Impact Analysis of COVID-19 Pandemic on Istanbul Traffic with Big Data Tools

Alcan U., KAÇAR F.

ELECTRICA, vol.22, no.2, pp.226-236, 2022 (ESCI) identifier identifier identifier

  • Publication Type: Article / Article
  • Volume: 22 Issue: 2
  • Publication Date: 2022
  • Doi Number: 10.54614/electrica.2022.210005
  • Journal Name: ELECTRICA
  • Journal Indexes: Emerging Sources Citation Index (ESCI), Scopus, TR DİZİN (ULAKBİM)
  • Page Numbers: pp.226-236
  • Keywords: Apache spark, big data, elasticsearch, kibana, traffic analysis
  • Istanbul University Affiliated: No


With the internet brought along by technology, people have started to produce data in almost all their jobs. We create a huge data source with many activities we cannot count, such as sending messages on Whatsapp, sharing photos on Instagram, searching in Google, and sending electronic mails (email) and this process is repeated every single day. Such dense and different data also lead to information garbage. Analyzing this dump with traditional technologies has been another problem. Big companies that are interested to analyze this mass information, analyze the behavior of their customers, and determine their strategies according to the results obtained have come up with the concept of big data. Big data are the form of the data we obtain from different sources such as social media shares, sensor data, photo archives, call records obtained from Global System for Mobile Communications (GSM) operators, and search engine statistics, into a meaningful and processable form [1]. In this study, the effect of the coronavirus disease 2019 pandemic, which is an important problem of today, on Istanbul traffic has been examined by using the power of big data technologies. In this context, the hourly traffic index of the 2020 dataset which has openly been published by Istanbul Metropolitan Municipality [2], and the curfew time dataset is discussed.
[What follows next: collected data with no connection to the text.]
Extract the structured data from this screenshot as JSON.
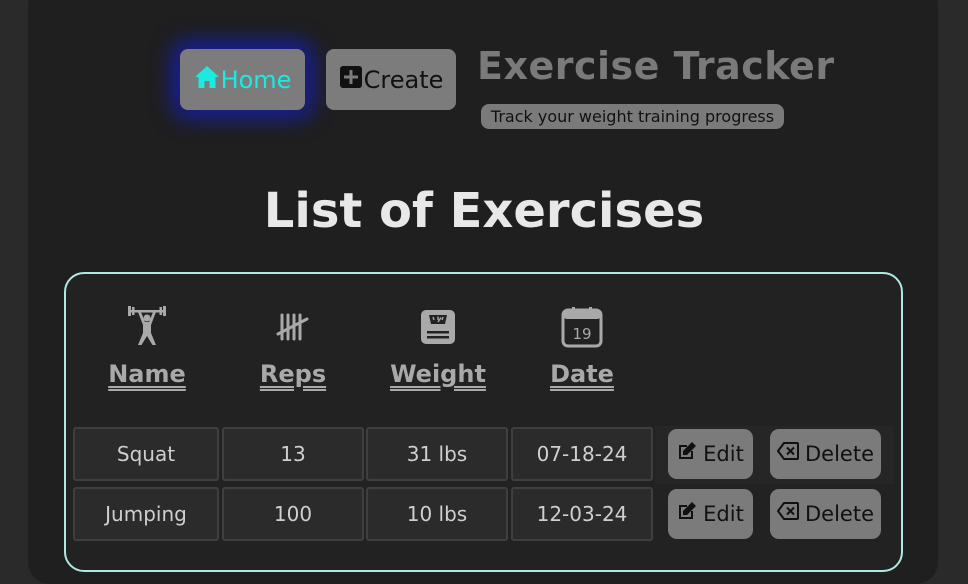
{
  "nav": {
    "home_label": "Home",
    "create_label": "Create"
  },
  "header": {
    "title": "Exercise Tracker",
    "subtitle": "Track your weight training progress"
  },
  "page": {
    "heading": "List of Exercises"
  },
  "table": {
    "columns": [
      {
        "label": "Name",
        "icon": "weightlifter-icon"
      },
      {
        "label": "Reps",
        "icon": "tally-marks-icon"
      },
      {
        "label": "Weight",
        "icon": "scale-icon"
      },
      {
        "label": "Date",
        "icon": "calendar-icon",
        "icon_text": "19"
      }
    ],
    "rows": [
      {
        "name": "Squat",
        "reps": "13",
        "weight": "31 lbs",
        "date": "07-18-24"
      },
      {
        "name": "Jumping",
        "reps": "100",
        "weight": "10 lbs",
        "date": "12-03-24"
      }
    ],
    "edit_label": "Edit",
    "delete_label": "Delete"
  },
  "colors": {
    "accent_cyan": "#1de9e0",
    "button_gray": "#7c7c7c",
    "panel_border": "#aee8e2",
    "home_glow": "#141ec8"
  }
}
Apache Spark, a new generation data processing tool, has been used in the analysis of these datasets. With Apache Spark, first, general analysis of the Istanbul traffic index data for 2020 has been carried out, and then, the data obtained have been checked whether it is associated with the curfew time dataset and impact analysis has been performed. Elasticsearch has been utilized to keep the processed data, and Kibana has been used for data visualization. At the end of the study, machine learning applications on traffic density have been enhanced using Apache Spark's machine learning library, Application Programming Interface (API) with logistic regression, decision trees, random forest, gradient-boosted tree-based OneVsRest, and linear support vector machine-based OneVsRest methods.